NoLoad devices have already been deployed at the Los Alamos National Laboratory (LANL) as part of a next-generation storage system for high-performance computing (HPC). This has seen NoLoad devices used to offload essential storage tasks in a Lustre/ZFS file system, leading to improved performance and reduced costs for the storage system.
Also targeting storage is Pliops, which uses a PCIe card with an FPGA to accelerate key-value operations used in applications such as databases. The Pliops Storage Processor (PSP) implements an optimized data structure for database-related storage operations, such as indexing, searching, or sorting, and accelerates them without requiring any software changes to the application. It does this by replacing the underlying key-value storage engine, such as InnoDB, the default option for MySQL, with its hardware accelerator. Plops claim that this implementation can deliver 10 times the number of queries per second while making more efficient SSD storage space, delivering immediate business value.
GPUs can do computational storage too.
Perhaps the most extreme computational storage accelerator example is Nyriad. The firm has developed a software-defined storage platform called Nsulate that uses an Nvidia GPU to accelerate erasure coding functions. It is intended as an alternative to RAID for high-performance scale-out storage deployments requiring a high level of reliability.

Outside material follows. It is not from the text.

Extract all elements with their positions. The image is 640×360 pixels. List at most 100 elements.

In fact, it is claimed to be able to cope with dozens of simultaneous device failures in real-time, with no performance degradation, as Nsulate can rebuild any missing data faster than the data can be fetched from storage. This means that replacing a failed drive does not need to be a high priority for the IT team. Nyriad claims that the GPU can simultaneously be used for other workloads such as machine learning.
Insulate is currently available as part of pre-built systems by Boston Limited, which offers a Supermicro-based Nsulate storage server.
Computational storage is still at an early stage of development, although some suppliers have been offering deployable products for several years. Therefore, organizations evaluating it for their datacentre need to use caution, but there are already benefits from using computational storage products in specific applications. They can lead to lower overall power consumption and the need for fewer CPU cores per server node, for example, and deliver a significant boost in performance in many cases.